Balbirnie Hotel owner Nicholas Russell with the Baby Grand Piano.

An award-winning Fife hotel has the key to soothing hospital patients and visitors.

Much like Dundee’s new railway station, NHS Fife’s Victoria Hospital is soon to have a baby grand piano installed in its foyer, where anyone can sit down and tinkle the ivories.

The generous gift as come from Balbirnie House Hotel in Markinch.

The hotel’s owner and managing director Nicholas Russell took to social media this week to advertise the fact the piano was available for free to any budding pianists.

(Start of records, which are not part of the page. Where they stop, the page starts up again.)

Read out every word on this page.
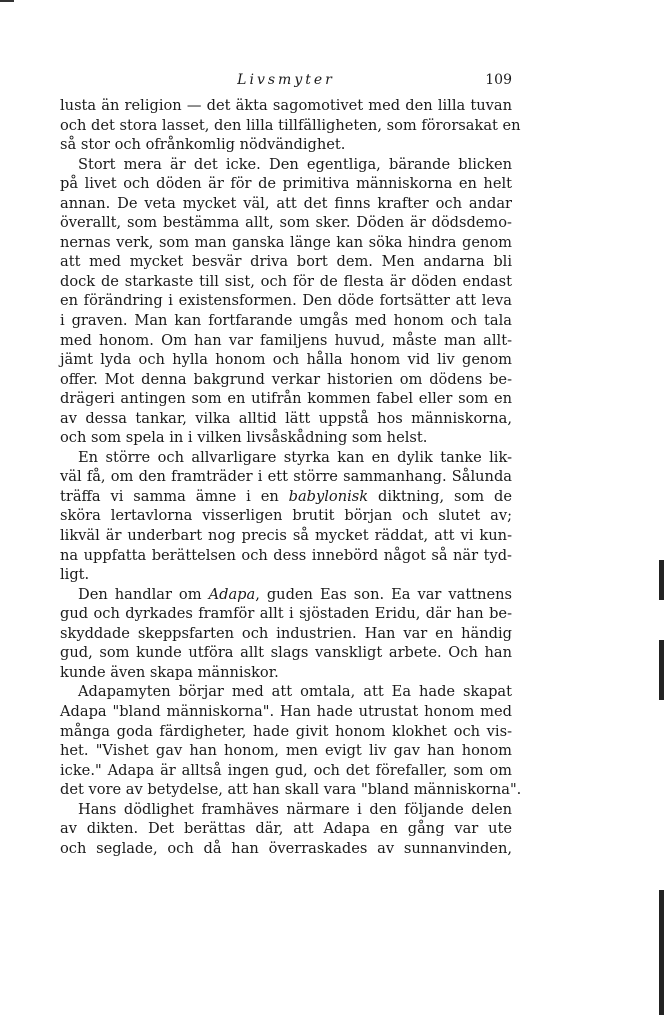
Livsmyter	109
lusta än religion — det äkta sagomotivet med den lilla tuvan
och det stora lasset, den lilla tillfälligheten, som förorsakat en
så stor och ofrånkomlig nödvändighet.
Stort mera är det icke. Den egentliga, bärande blicken
på livet och döden är för de primitiva människorna en helt
annan. De veta mycket väl, att det finns krafter och andar
överallt, som bestämma allt, som sker. Döden är dödsdemo-
nernas verk, som man ganska länge kan söka hindra genom
att med mycket besvär driva bort dem. Men andarna bli
dock de starkaste till sist, och för de flesta är döden endast
en förändring i existensformen. Den döde fortsätter att leva
i graven. Man kan fortfarande umgås med honom och tala
med honom. Om han var familjens huvud, måste man allt-
jämt lyda och hylla honom och hålla honom vid liv genom
offer. Mot denna bakgrund verkar historien om dödens be-
drägeri antingen som en utifrån kommen fabel eller som en
av dessa tankar, vilka alltid lätt uppstå hos människorna,
och som spela in i vilken livsåskådning som helst.
En större och allvarligare styrka kan en dylik tanke lik-
väl få, om den framträder i ett större sammanhang. Sålunda
träffa vi samma ämne i en babylonisk diktning, som de
sköra lertavlorna visserligen brutit början och slutet av;
likväl är underbart nog precis så mycket räddat, att vi kun-
na uppfatta berättelsen och dess innebörd något så när tyd-
ligt.
Den handlar om Adapa, guden Eas son. Ea var vattnens
gud och dyrkades framför allt i sjöstaden Eridu, där han be-
skyddade skeppsfarten och industrien. Han var en händig
gud, som kunde utföra allt slags vanskligt arbete. Och han
kunde även skapa människor.
Adapamyten börjar med att omtala, att Ea hade skapat
Adapa "bland människorna". Han hade utrustat honom med
många goda färdigheter, hade givit honom klokhet och vis-
het. "Vishet gav han honom, men evigt liv gav han honom
icke." Adapa är alltså ingen gud, och det förefaller, som om
det vore av betydelse, att han skall vara "bland människorna".
Hans dödlighet framhäves närmare i den följande delen
av dikten. Det berättas där, att Adapa en gång var ute
och seglade, och då han överraskades av sunnanvinden,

It struck a chord with music lovers at NHS Fife, who know about the benefits of music, and soon it will be winging its way – when it has been tuned and French polished – to the hospital.

Angela Glancey, haematology senior charge nurse at the Kirkcaldy hospital, made the suggestion to NHS Fife chair Tricia Marwick after seeing her tweet.

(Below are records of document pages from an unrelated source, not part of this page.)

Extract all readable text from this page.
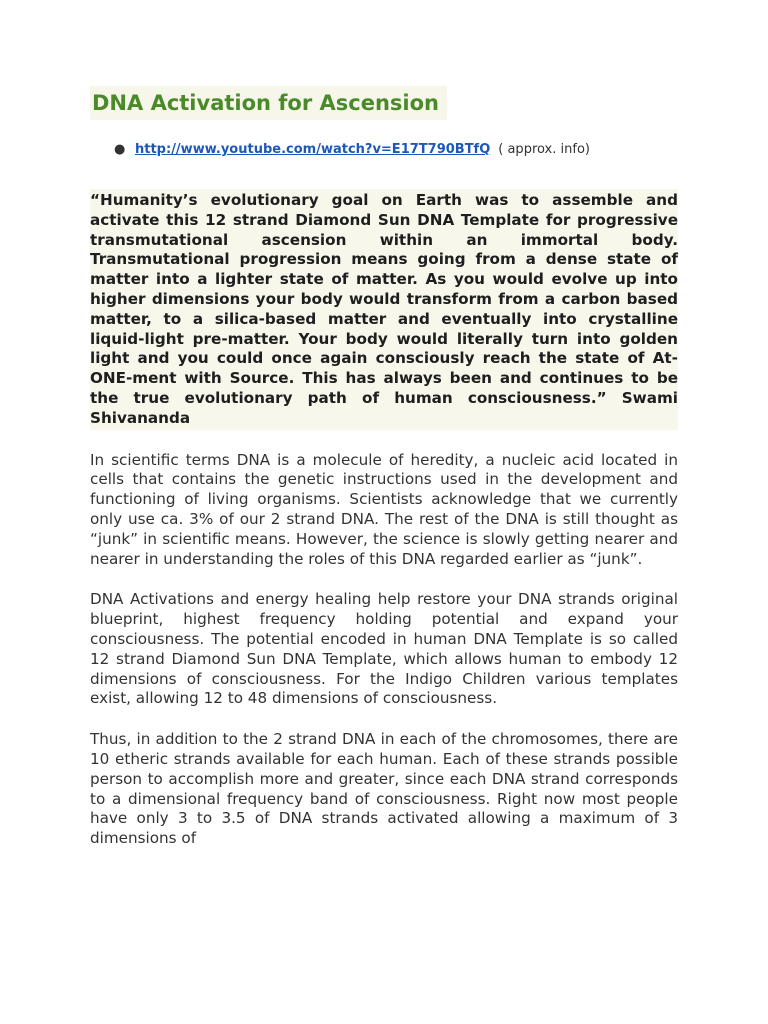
DNA Activation for Ascension
● http://www.youtube.com/watch?v=E17T790BTfQ ( approx. info)
“Humanity’s evolutionary goal on Earth was to assemble and activate this 12 strand Diamond Sun DNA Template for progressive transmutational ascension within an immortal body. Transmutational progression means going from a dense state of matter into a lighter state of matter. As you would evolve up into higher dimensions your body would transform from a carbon based matter, to a silica-based matter and eventually into crystalline liquid-light pre-matter. Your body would literally turn into golden light and you could once again consciously reach the state of At-ONE-ment with Source. This has always been and continues to be the true evolutionary path of human consciousness.” Swami Shivananda

In scientific terms DNA is a molecule of heredity, a nucleic acid located in cells that contains the genetic instructions used in the development and functioning of living organisms. Scientists acknowledge that we currently only use ca. 3% of our 2 strand DNA. The rest of the DNA is still thought as “junk” in scientific means. However, the science is slowly getting nearer and nearer in understanding the roles of this DNA regarded earlier as “junk”.

DNA Activations and energy healing help restore your DNA strands original blueprint, highest frequency holding potential and expand your consciousness. The potential encoded in human DNA Template is so called 12 strand Diamond Sun DNA Template, which allows human to embody 12 dimensions of consciousness. For the Indigo Children various templates exist, allowing 12 to 48 dimensions of consciousness.

Thus, in addition to the 2 strand DNA in each of the chromosomes, there are 10 etheric strands available for each human. Each of these strands possible person to accomplish more and greater, since each DNA strand corresponds to a dimensional frequency band of consciousness. Right now most people have only 3 to 3.5 of DNA strands activated allowing a maximum of 3 dimensions of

Attuned to a good idea, Mrs Marwick was quick to secure the piano.

Thanking Mrs Marwick, Mr Russell said the piano had been at Balbirnie for a long time.

“We have multiple pianos and this was surplus to our requirements.

“It wasn’t used very much and we’d much rather see it being used elsewhere.”

Thinking someone like a piano teacher might respond, he was surprised by its new home.

“If it can create some smiles and happiness in the Victoria Hospital foyer that will be wonderful to see.

Mr Russell added the story showed the power of social media.

“It has been heartening to see how people reacted,” he added.

Angela said the benefits of live music had been well documented – for example at Dundee rail station and at Gartnavel Hospital where staff have noted the difference piano music has made to patients with mental health issues.

“It is lovely to hear someone play the piano, and it brings a lot of people together.”

Hearing much-loved melodies is not only soothing for staff, patients and visitors, but it can also help unlock memories for those living with dementia.

“It could make such a difference to someone going to the foyer and listening to someone playing. I hope it can help a lot of people, outpatients, visitors and staff, by being quite uplifting.”